Although the Biden administration’s plan to forgive federal student loans has centered on the government erasing, other provisions could have an even bigger impact on students and college graduates.
In perhaps the most significant change, the Department of Education is expected to propose a rule that would ensure borrowers make payments sufficient to cover the monthly interest on their student loans. That would address the problem of what is known in the trade as “negative amortization,” in which a person’s loan balance keeps growing despite their consistently making payments.
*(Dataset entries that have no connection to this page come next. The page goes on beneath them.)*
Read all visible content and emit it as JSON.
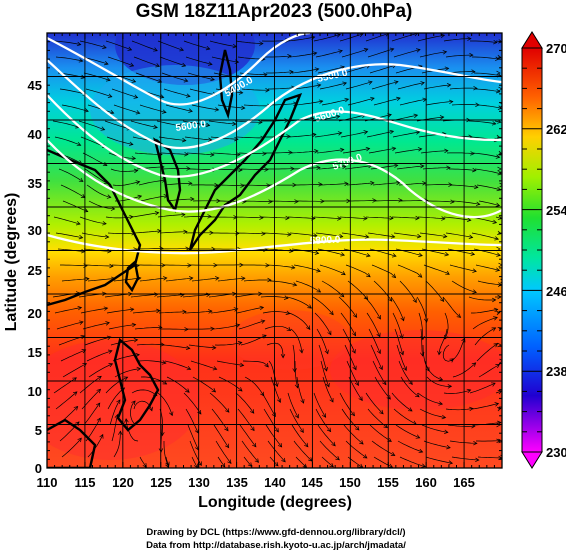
{
  "title": "GSM 18Z11Apr2023 (500.0hPa)",
  "x_axis": {
    "label": "Longitude (degrees)",
    "range": [
      110,
      170
    ],
    "ticks": [
      "110",
      "115",
      "120",
      "125",
      "130",
      "135",
      "140",
      "145",
      "150",
      "155",
      "160",
      "165"
    ]
  },
  "y_axis": {
    "label": "Latitude  (degrees)",
    "range": [
      0,
      50
    ],
    "ticks": [
      "0",
      "5",
      "10",
      "15",
      "20",
      "25",
      "30",
      "35",
      "40",
      "45"
    ]
  },
  "colorbar": {
    "range": [
      230,
      270
    ],
    "labels": [
      "270",
      "262",
      "254",
      "246",
      "238",
      "230"
    ],
    "colors": [
      "#ff00ff",
      "#0000ff",
      "#00c8ff",
      "#00e678",
      "#a0f000",
      "#ffd000",
      "#ff8000",
      "#ff2000"
    ]
  },
  "height_contours": [
    {
      "label": "5400.0"
    },
    {
      "label": "5500.0"
    },
    {
      "label": "5600.0"
    },
    {
      "label": "5700.0"
    },
    {
      "label": "5800.0"
    }
  ],
  "credits": {
    "line1": "Drawing by DCL (https://www.gfd-dennou.org/library/dcl/)",
    "line2": "Data from http://database.rish.kyoto-u.ac.jp/arch/jmadata/"
  },
  "chart_data": {
    "type": "map",
    "field": "500 hPa temperature (K) with geopotential height contours and wind streamlines",
    "xlabel": "Longitude (degrees)",
    "ylabel": "Latitude  (degrees)",
    "xlim": [
      110,
      170
    ],
    "ylim": [
      0,
      50
    ],
    "colorbar_range": [
      230,
      270
    ],
    "height_contour_levels": [
      5400,
      5500,
      5600,
      5700,
      5800
    ],
    "grid": true
  }
}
Consumer advocates have long criticized so-called income-based repayment plans, which are supposed to help make student loans more manageable and which are employed by about one-third of all borrowers, for trapping borrowers in debt. The Biden plan addresses the problem by proposing to have the federal government cover unpaid monthly interest for people with income-based repayment plans, which would prevent their loan balance from growing as long as they make their monthly payments.
“What I have been struck by is that when you look at student-loan Twitter, where people post their student loan horror stories, what they really frequently highlight is the current income-based repayment plans,” Ed Mills, Washington policy analyst for Raymond James, told CBS MoneyWatch. “The payments aren’t enough to cover the interest in the loans, so you have loan balances that continue to grow despite monthly payments.”
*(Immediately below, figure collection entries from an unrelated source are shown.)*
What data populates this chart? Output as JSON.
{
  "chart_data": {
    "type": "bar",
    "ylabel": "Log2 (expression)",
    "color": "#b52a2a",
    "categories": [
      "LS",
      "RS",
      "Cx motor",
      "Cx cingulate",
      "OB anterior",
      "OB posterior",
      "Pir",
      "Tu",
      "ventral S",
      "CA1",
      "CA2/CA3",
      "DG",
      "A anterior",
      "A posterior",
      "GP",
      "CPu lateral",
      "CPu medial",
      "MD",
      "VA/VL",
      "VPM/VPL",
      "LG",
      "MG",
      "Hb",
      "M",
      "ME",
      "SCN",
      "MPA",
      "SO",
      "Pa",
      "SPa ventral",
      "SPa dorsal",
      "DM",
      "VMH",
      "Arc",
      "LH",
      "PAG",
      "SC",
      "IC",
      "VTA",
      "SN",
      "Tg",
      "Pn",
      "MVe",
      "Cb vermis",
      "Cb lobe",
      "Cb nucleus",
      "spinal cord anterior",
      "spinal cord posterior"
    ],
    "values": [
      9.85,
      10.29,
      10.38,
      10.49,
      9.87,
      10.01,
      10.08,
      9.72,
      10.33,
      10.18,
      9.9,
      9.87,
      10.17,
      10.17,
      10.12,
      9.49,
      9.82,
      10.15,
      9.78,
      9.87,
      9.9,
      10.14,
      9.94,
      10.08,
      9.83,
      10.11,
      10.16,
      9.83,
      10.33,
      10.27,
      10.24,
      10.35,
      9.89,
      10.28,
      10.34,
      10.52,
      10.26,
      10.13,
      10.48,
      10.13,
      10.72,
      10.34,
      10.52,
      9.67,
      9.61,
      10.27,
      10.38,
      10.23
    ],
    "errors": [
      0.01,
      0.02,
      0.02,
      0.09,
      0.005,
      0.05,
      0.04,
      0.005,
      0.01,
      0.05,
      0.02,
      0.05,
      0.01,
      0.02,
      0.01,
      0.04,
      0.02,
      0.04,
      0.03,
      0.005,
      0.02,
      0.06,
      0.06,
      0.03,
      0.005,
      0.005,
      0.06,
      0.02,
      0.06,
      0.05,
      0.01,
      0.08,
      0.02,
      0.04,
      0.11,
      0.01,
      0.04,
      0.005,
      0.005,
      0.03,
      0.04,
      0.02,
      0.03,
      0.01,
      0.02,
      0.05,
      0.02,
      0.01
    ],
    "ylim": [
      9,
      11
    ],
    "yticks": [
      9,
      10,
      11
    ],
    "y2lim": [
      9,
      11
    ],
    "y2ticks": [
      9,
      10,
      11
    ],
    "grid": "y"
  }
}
The White House would also limit the amount that borrowers in income-based repayment plans must pay each month to 5% of their discretionary income, from 10% currently. And the proposal would increase the amount that is considered non-discretionary income to about $31,000 from about $20,000, protecting more of a person’s income from going to debt repayment.
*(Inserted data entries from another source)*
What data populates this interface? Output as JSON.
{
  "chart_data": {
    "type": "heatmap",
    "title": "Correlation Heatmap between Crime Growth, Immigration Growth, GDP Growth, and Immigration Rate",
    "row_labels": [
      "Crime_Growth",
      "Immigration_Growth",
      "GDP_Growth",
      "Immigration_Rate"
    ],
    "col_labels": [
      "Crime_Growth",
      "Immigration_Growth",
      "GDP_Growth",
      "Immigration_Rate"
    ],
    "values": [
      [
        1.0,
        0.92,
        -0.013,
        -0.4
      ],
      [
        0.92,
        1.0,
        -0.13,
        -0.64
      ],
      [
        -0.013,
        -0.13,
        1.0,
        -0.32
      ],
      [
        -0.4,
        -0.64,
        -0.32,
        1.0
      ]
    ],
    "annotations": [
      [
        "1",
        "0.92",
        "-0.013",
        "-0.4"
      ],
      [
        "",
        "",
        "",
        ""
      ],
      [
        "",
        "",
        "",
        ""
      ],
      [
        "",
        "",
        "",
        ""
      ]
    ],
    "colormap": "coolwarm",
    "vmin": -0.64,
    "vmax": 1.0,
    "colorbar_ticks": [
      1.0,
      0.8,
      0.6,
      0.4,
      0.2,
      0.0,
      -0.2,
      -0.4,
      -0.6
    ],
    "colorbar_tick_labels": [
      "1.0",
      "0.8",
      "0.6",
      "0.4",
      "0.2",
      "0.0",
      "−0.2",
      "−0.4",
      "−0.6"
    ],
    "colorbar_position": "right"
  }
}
That means borrowers in an income-based repayment plan who earn less than $31,000 annually, or about $15 an hour, will have monthly payments of $0 — and their loan balances won’t grow.
The impact of those changes “will be greater in the medium- to long-term than the headline number of debt forgiveness,” Mills predicted.
Help for future students
The changes to income-based repayment plans could also provide a financial step-up for current and future college students who may not qualify for debt forgiveness.
Under Biden’s plan, the federal government will forgive up to $10,000 in student debt for people earning under $125,000 and up to $20,000 for borrowers, which are given to low- and middle-income students. But those debts must be tied to loans taken out before July 1, which means some current and all future students won’t qualify for the forgiveness.
That’s why the changes to income-based repayment plans are so important, since they could help students who are currently enrolled in college as well as people who enroll in future years, Mills noted.
Of course, all of this comes with a price tag. The debt-cancellation portion of the plan will cost about $360 billion, according to a new estimate from the public policy think tank Committee for a Responsible Federal Budget.
The abolition of negative amortization and other changes to income-based repayment plans could cost another $120 billion, the group estimated. It added that the Biden administration hasn’t yet said who is eligible for these changes, “making it difficult to pinpoint the actual cost.”